- Decades:: 2000s; 2010s; 2020s;
- See also:: Other events of 2025; Timeline of Chadian history;

= 2025 in Chad =

The following events occurred in Chad in the year 2025.

== Incumbents ==

- President: Mahamat Déby
- Prime Minister: Allamaye Halina
- Vice President: vacant

==Events==

=== January ===
- 8 January – 2025 N'Djamena attack: Eighteen gunmen and one soldier are killed in an attack on the Presidential Palace in N'Djamena.
- 11 January – The French military returns control over its garrison in Abeche to Chad as part of its withdrawal from the country.
- 30 January – The French military returns control over its last remaining garrison in Chad, the Sergent Adji Kossei air base in N’Djamena, as part of its withdrawal from the country.

=== May ===
- 14 May –
  - A plane crash in Zakouma National Park kills an environment official and a foreign pilot on a rhino monitoring flight.
  - Thirty-five people are killed and six wounded in an intercommunal clash in Logone Occidental province, southwest Chad.
- 16 May – Former prime minister Succès Masra is arrested on charges of inciting hatred following clashes in Logone Occidental Region on 14 May that leave 42 people dead.

=== June ===
- 4 June – US President Donald Trump issues a proclamation barring Chadian nationals from entering the United States.
- 5 June – President Deby orders the suspension of visa issuances to US nationals in retaliation for the entry ban on Chadian citizens imposed by the US government.

=== August ===
- 2 August – The burned remains of Fulbert Mouanodji, the former chief of staff for the governor of Ennedi Est, is discovered in Abéché amid allegations of foul play.
- 9 August – Former prime minister Succès Masra is convicted and sentenced to 20 years' imprisonment on charges related to the May clashes in Logone Occidental Region.

=== October ===
- 3 October – The National Assembly of Chad passes a constitutional amendment abolishing term limits for presidents.
- 8 October – The Government terminates its agreement with the conservation charity African Parks, accusing it of failing to curb poaching, and of showing a lack of cooperation with authorities.
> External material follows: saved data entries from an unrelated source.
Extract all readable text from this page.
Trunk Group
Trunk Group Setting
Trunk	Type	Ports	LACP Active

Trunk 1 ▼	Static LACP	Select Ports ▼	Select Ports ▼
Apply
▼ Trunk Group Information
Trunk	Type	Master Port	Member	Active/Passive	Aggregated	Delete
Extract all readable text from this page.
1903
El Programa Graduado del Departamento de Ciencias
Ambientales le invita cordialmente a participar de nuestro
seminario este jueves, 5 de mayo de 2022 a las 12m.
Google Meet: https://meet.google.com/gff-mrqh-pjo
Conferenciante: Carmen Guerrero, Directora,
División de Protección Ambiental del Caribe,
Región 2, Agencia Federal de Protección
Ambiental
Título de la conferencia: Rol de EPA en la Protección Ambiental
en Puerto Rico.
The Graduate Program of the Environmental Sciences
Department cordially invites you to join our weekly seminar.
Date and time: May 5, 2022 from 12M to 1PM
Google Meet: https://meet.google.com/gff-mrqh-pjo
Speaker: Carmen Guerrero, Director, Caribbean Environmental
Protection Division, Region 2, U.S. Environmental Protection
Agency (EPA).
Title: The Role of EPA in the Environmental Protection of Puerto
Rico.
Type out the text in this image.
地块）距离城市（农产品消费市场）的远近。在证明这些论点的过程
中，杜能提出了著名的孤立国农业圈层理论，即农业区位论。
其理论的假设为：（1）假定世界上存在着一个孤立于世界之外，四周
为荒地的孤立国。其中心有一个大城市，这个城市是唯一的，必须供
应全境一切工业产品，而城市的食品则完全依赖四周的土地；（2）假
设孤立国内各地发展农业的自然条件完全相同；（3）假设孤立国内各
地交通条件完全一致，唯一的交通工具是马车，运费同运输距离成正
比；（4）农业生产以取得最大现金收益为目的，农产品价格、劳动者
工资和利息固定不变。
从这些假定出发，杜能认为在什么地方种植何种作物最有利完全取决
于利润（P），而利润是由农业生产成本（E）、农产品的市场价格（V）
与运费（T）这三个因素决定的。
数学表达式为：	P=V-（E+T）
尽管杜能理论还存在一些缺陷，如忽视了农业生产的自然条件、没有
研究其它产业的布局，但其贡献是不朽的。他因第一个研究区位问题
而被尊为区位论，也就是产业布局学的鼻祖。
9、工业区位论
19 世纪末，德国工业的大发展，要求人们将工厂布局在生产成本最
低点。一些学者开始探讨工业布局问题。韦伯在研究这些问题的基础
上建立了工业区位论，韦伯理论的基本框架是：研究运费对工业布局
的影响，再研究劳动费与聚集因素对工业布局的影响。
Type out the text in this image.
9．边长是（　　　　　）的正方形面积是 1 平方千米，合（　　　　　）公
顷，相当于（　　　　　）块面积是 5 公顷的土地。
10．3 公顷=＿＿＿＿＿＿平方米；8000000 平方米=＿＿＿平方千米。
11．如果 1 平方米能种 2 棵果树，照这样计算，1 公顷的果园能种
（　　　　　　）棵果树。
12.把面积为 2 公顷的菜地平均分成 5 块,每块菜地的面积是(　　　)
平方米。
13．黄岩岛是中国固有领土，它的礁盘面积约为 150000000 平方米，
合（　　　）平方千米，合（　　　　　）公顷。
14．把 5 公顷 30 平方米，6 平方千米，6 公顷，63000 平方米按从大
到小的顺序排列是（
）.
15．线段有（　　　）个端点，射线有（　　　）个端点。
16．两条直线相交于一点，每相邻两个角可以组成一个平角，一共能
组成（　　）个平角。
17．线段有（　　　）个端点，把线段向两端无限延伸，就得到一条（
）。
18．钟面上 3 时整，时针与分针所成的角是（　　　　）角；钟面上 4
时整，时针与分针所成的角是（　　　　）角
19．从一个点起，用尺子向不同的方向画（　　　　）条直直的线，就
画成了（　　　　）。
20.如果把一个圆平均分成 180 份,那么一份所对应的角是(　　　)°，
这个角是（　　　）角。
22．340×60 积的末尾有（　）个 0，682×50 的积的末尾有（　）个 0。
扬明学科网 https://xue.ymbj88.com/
The decision is reversed on 17 October.

=== November ===

- 5 November – At least 33 people are killed in an intercommunal clash between herders and farmers in the southwest of the country.

=== December ===

- 26 December – Two soldiers are killed after their camp in Tine, Wadi Fira, near the border with Sudan, is attacked by a drone originating from the latter country.

==Holidays==

Source:
- 1 January – New Year's Day
- 8 March – International Women's Day
- 30 March – Eid al-Fitr
- 21 April – Easter Monday
- 1 May – Labour Day
- 6 June – Eid al-Adha
- 11 August – Independence Day
- 4 September – The Prophet's Birthday
- 1 November – All Saints' Day
- 28 November – Republic Day
- 1 December – Freedom and Democracy Day
- 25 December – Christmas Day

== Deaths ==

- 19 June – Aziza Baroud, 59, diplomat and politician, MP (2011–2017).
- 29 November – Madeleine Alingué, 60, politician, Secretary of State for Economic Forecasting and International Partnerships (2022-2024).
- 6 December – Reounodji Gabin, 38, painter and artist.